L’émergence apparaît donc comme une nouveauté irréductible, au sens de l’explication scientifique classique par la méthode réductionniste, mais est-elle totalement imprévisible ? Les processus d’émergence ont pu être représentés et simulés par des modèles mathématiques d’équations différentielles non linéaires, d’abord dans les sciences de la nature, puis transposés en géographie. Ils sont associés à la formation, sous certaines conditions d’apport d’énergie, de comportements spatio-temporels organisés (les « structures dissipatives » dans des systèmes chimiques « loin de l’équilibre » où les molécules empruntent des trajectoires irréversibles (Prigogine 1949), ou de processus synergétiques selon des interactions entre particules à très longue distance, par exemple lorsque des photons s’organisent en faisceau dans des lasers (Haken, 1977). Ces processus sont dits d’auto-organisation parce qu’ils mettent en jeu des particules élémentaires très nombreuses à un niveau microscopique, dont les interactions habituellement aléatoires produisent sous certaines conditions des formes d’organisation à un niveau macroscopique. Le changement de la trajectoire dynamique du système, qui en modifie la structure, est appelé bifurcation en mathématique (Wilson, 1981, Sanders, 1982). Dans les sciences humaines, où les processus opèrent à des vitesses lentes par comparaison avec ceux de physique-chimie, on préfère parler de transitions (Sanders, 2017) pour caractériser des émergences importantes pour l’histoire de l’humanité et dont la mise en place a pu durer plusieurs millénaires comme la création des langages, ou encore plusieurs siècles pour des institutions comme la hiérarchie sociale, les grands empires, ou les états-nations (Sanders et al. 2020, voir notamment le chapitre 6). Des exemples de systémogenèse impliquant des facteurs internes et des conditions externes ont été expliqués avec succès, par exemple par François Durand-Dastès (1990).

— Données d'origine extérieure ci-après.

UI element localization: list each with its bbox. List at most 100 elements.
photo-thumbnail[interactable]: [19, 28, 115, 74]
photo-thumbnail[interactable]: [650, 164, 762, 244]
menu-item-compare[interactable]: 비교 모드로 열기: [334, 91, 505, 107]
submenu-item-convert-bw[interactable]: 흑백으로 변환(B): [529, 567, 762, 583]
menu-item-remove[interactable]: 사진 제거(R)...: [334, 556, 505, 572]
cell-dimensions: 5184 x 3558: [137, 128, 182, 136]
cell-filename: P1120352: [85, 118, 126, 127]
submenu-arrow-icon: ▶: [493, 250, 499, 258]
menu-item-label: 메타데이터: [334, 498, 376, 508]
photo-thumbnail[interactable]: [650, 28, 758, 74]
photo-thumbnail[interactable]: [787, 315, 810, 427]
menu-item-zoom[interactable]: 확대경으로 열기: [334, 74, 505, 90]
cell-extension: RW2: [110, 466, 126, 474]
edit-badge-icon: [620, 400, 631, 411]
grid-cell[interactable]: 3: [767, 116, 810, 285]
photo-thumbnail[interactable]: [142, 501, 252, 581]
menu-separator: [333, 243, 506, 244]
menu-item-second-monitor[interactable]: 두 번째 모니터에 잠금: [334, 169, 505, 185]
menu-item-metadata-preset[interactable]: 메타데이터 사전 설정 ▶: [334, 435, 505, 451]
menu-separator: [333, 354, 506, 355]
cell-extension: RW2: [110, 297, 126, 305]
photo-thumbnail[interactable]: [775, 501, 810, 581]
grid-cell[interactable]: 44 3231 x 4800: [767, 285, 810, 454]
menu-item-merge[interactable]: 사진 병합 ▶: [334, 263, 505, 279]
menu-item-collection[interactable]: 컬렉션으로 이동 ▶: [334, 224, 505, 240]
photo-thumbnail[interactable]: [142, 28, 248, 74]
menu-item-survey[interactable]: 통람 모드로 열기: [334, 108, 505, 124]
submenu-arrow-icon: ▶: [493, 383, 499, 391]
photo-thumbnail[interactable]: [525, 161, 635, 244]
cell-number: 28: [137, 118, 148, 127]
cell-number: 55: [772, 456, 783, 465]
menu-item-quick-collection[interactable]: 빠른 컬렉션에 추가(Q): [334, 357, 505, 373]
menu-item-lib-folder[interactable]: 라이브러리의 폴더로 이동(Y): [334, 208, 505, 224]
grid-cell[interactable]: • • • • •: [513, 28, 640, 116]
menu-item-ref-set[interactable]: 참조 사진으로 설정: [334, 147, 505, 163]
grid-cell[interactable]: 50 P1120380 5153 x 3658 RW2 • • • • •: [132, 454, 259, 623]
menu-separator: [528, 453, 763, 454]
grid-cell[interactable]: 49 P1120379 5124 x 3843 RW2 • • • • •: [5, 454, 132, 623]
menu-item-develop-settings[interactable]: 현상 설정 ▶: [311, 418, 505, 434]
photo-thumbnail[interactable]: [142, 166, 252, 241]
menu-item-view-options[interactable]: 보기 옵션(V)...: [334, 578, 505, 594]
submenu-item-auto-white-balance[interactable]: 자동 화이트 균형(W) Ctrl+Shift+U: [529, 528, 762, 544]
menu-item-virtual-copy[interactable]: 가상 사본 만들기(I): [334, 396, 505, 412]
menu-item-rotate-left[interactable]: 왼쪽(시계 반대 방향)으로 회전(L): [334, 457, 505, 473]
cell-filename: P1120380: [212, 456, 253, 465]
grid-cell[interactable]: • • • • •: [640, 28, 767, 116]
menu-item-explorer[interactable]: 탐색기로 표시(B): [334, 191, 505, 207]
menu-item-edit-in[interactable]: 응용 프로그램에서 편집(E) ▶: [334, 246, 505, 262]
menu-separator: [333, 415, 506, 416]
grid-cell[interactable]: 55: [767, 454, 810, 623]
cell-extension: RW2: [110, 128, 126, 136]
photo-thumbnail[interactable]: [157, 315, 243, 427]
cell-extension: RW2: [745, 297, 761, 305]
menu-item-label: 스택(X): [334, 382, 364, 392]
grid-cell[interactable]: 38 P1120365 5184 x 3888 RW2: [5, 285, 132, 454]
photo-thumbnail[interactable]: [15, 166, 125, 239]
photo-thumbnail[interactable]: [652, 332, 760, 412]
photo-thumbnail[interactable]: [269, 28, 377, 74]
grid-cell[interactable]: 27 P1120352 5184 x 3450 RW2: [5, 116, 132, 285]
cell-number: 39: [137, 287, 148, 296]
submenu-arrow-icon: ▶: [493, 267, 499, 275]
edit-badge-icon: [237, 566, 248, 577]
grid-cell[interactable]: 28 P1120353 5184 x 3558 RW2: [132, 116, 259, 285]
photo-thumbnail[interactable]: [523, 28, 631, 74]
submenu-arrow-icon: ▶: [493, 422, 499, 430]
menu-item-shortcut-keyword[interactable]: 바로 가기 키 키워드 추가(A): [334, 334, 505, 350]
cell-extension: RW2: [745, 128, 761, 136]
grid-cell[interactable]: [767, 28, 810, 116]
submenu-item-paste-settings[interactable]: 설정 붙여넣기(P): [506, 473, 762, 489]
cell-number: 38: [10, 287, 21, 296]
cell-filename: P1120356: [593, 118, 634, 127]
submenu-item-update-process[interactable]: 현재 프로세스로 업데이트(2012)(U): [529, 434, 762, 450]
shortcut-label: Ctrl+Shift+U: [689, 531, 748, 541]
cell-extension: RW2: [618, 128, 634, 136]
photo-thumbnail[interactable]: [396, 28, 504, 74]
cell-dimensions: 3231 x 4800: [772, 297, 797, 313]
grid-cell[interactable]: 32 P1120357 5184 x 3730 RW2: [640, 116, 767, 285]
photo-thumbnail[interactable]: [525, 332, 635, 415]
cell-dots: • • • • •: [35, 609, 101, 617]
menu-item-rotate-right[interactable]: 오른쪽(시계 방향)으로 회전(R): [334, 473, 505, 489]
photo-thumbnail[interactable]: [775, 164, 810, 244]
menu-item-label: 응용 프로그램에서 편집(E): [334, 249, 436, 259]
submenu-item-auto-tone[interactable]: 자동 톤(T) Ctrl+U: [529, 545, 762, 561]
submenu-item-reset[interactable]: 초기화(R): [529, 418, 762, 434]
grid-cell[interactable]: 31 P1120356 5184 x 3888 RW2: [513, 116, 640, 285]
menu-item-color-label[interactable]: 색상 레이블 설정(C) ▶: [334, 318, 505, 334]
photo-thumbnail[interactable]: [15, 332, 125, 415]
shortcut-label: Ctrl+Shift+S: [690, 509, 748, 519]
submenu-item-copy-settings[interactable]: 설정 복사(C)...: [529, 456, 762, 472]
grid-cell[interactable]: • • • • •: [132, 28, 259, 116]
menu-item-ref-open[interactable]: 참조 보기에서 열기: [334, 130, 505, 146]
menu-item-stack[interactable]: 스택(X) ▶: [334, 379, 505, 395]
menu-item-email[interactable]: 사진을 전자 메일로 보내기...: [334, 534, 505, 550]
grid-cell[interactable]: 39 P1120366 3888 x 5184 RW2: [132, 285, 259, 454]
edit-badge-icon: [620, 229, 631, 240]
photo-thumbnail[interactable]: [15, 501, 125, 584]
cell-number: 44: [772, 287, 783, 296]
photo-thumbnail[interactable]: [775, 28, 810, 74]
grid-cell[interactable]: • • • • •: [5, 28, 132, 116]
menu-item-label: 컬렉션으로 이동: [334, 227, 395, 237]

En géographie urbaine, des propriétés émergentes caractérisent des niveaux d’observation qui sont aussi interprétables comme des niveaux d’organisation dans ces systèmes, acteur urbain, ville, système de villes, même si les limites de ces niveaux sont parfois floues et difficiles à déterminer. P. Allen (1997), A. Wilson (1981), et bien d’autres, ont proposé des modélisations pour reconstruire la dynamique de ces systèmes.
Dans ses deux registres d’acception, on constate que le concept d’émergence est un point de passage obligé pour expliquer des propriétés macroscopiques que l’on ne sait pas déduire directement à partir des propriétés des seuls composants d’un système.